By “freeze” do you mean those variables must not be a random variable that come from a distribution such as torch.distributions.Normal (i.e. they are the result of a deterministic computation)? If not, how can I freeze those parameters in Pyro? In particular, how can I freeze the original z=torch.distributions.Normal(mu_q, std_q).rsample() so that Pyro would ignore it during inference? Also, I was using NUTS in this particular example, in case that makes a difference.

fritzo · December 13, 2020, 11:23pm

By “freeze parameters” I simply mean ensure they are constant across model invocations. You can create constant tensors any way you like. Just make sure you don’t call random number generators during model invocations. For example if you had a model like

def model():
    frozen_param = pyro.sample("frozen_param", dist.Normal(0, 1))
    inferred_param = pyro.sample("inferred_param",
                                 dist.Normal(frozen_param, 1))

you could replace it with

class Model:
    def __init__(self):
        self.frozen_param = dist.Normal(0, 1).sample()
    def __call__(self):
        inferred_param = pyro.sample("inferred_param",
                                     dist.Normal(self.frozen_param, 1))
model = Model()

But Python is a big language and I’m sure you’ll want to freeze your parameter in a different way. Just ensure the model is deterministic conditioned on inferred parameters.

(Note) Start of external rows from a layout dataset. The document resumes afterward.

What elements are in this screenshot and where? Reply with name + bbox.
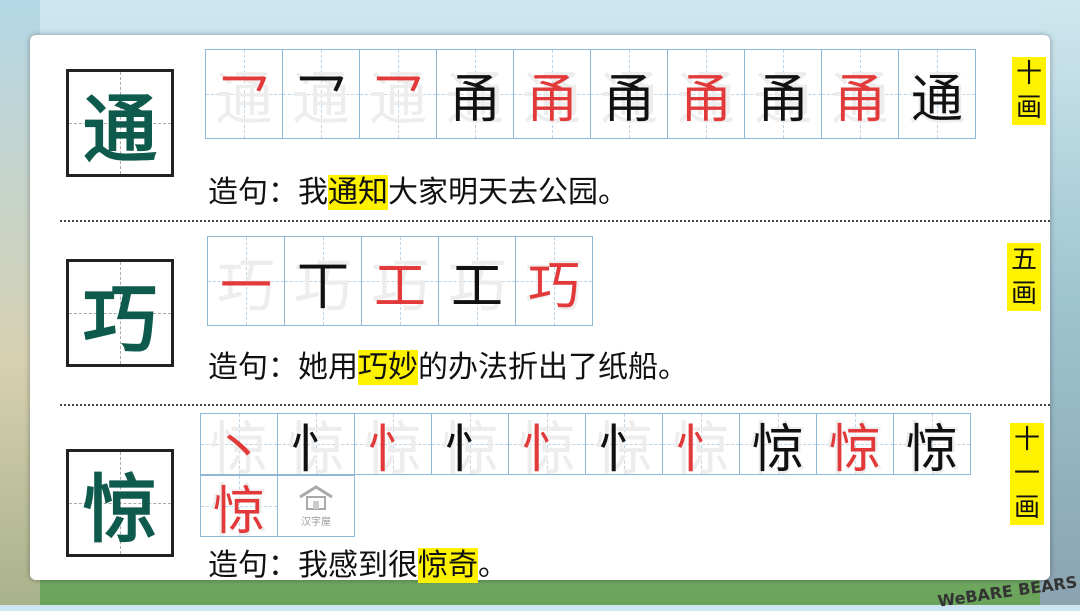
highlight-word: 通知 [328, 175, 388, 210]
stroke-step: 一 [219, 256, 272, 317]
stroke-cell: 惊惊 [200, 475, 278, 545]
stroke-grid-tong: 通乛通乛通乛通甬通甬通甬通甬通甬通甬通通 [205, 49, 976, 139]
stroke-cell: 通甬 [590, 49, 668, 139]
stroke-cell: 惊惊 [816, 413, 894, 483]
stroke-cell: 通通 [898, 49, 976, 139]
stroke-cell: 通甬 [821, 49, 899, 139]
stroke-step: 巧 [527, 256, 580, 317]
stroke-cell: 惊忄 [277, 413, 355, 483]
stroke-step: 丅 [296, 256, 349, 317]
stroke-step: 惊 [905, 419, 958, 480]
stroke-grid-jing-1: 惊丶惊忄惊忄惊忄惊忄惊忄惊忄惊惊惊惊惊惊 [200, 413, 971, 483]
stroke-step: 忄 [597, 419, 650, 480]
stroke-step: 工 [450, 256, 503, 317]
stroke-step: 惊 [751, 419, 804, 480]
stroke-step: 忄 [443, 419, 496, 480]
big-char: 巧 [83, 276, 157, 363]
stroke-count-tong: 十画 [1012, 57, 1046, 125]
stroke-cell: 通乛 [282, 49, 360, 139]
big-char: 惊 [83, 466, 157, 553]
stroke-step: 乛 [217, 69, 270, 130]
stroke-step: 惊 [828, 419, 881, 480]
sentence-jing: 造句：我感到很惊奇。 [208, 548, 508, 583]
stroke-cell: 巧一 [207, 236, 285, 326]
stroke-step: 甬 [756, 69, 809, 130]
big-char: 通 [83, 86, 157, 173]
stroke-step: 通 [910, 69, 963, 130]
divider [60, 220, 1050, 222]
big-char-box-tong: 通 [66, 69, 174, 177]
lesson-card: 通 通乛通乛通乛通甬通甬通甬通甬通甬通甬通通 造句：我通知大家明天去公园。 十画… [30, 35, 1050, 583]
stroke-step: 忄 [289, 419, 342, 480]
stroke-step: 忄 [520, 419, 573, 480]
stroke-cell: 惊惊 [739, 413, 817, 483]
stroke-cell: 通甬 [436, 49, 514, 139]
stroke-step: 惊 [212, 481, 265, 542]
stroke-cell: 通乛 [359, 49, 437, 139]
stroke-cell: 通甬 [513, 49, 591, 139]
sentence-tong: 造句：我通知大家明天去公园。 [208, 175, 628, 210]
big-char-box-jing: 惊 [66, 449, 174, 557]
sentence-qiao: 造句：她用巧妙的办法折出了纸船。 [208, 350, 688, 385]
stroke-cell: 巧巧 [515, 236, 593, 326]
house-icon [299, 484, 333, 510]
stroke-cell: 通甬 [667, 49, 745, 139]
stroke-cell: 惊忄 [585, 413, 663, 483]
stroke-count-qiao: 五画 [1007, 243, 1041, 311]
stroke-cell: 巧工 [438, 236, 516, 326]
stroke-cell: 惊惊 [893, 413, 971, 483]
stroke-cell: 惊忄 [431, 413, 509, 483]
stroke-cell: 惊忄 [662, 413, 740, 483]
stroke-grid-qiao: 巧一巧丅巧工巧工巧巧 [207, 236, 593, 326]
stroke-step: 甬 [525, 69, 578, 130]
stroke-cell: 巧工 [361, 236, 439, 326]
stroke-step: 甬 [448, 69, 501, 130]
stroke-step: 甬 [602, 69, 655, 130]
big-char-box-qiao: 巧 [66, 259, 174, 367]
highlight-word: 巧妙 [358, 350, 418, 385]
stroke-count-jing: 十一画 [1010, 423, 1044, 525]
hanziwu-logo: 汉字屋 [277, 475, 355, 537]
stroke-cell: 惊忄 [354, 413, 432, 483]
stroke-step: 忄 [366, 419, 419, 480]
stroke-step: 甬 [833, 69, 886, 130]
stroke-step: 工 [373, 256, 426, 317]
stroke-grid-jing-2: 惊惊汉字屋 [200, 475, 355, 545]
highlight-word: 惊奇 [418, 548, 478, 583]
stroke-step: 乛 [371, 69, 424, 130]
stroke-step: 乛 [294, 69, 347, 130]
stroke-step: 甬 [679, 69, 732, 130]
stroke-cell: 惊忄 [508, 413, 586, 483]
stroke-cell: 通乛 [205, 49, 283, 139]
stroke-step: 忄 [674, 419, 727, 480]
stroke-cell: 通甬 [744, 49, 822, 139]
logo-text: 汉字屋 [301, 516, 331, 528]
stroke-cell: 巧丅 [284, 236, 362, 326]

Warrior · December 18, 2020, 6:03pm

I tried doing this but in my problem z_i depends on v_q and I cannot freeze z_i before getting an estimate for v_q. So the only option for me to get a posterior for v_q is to use SVI, which is undesirable to me at the moment. I wonder, do you think this would be a limitation of Pyro that it is not possible to get posterior only for a subset of random variables in the sample site (i.e. treat everything else as a blackbox). If so, I can open a GitHub issue on this and request this feature.

fritzo · December 18, 2020, 11:06pm

As I understand, your issue is a fundamental limitation of MCMC, and is not specific to Pyro. If VI is not suitable for your needs, I can only recommend searching the literature for more exotic inference algorithms beyond MCMC and VI.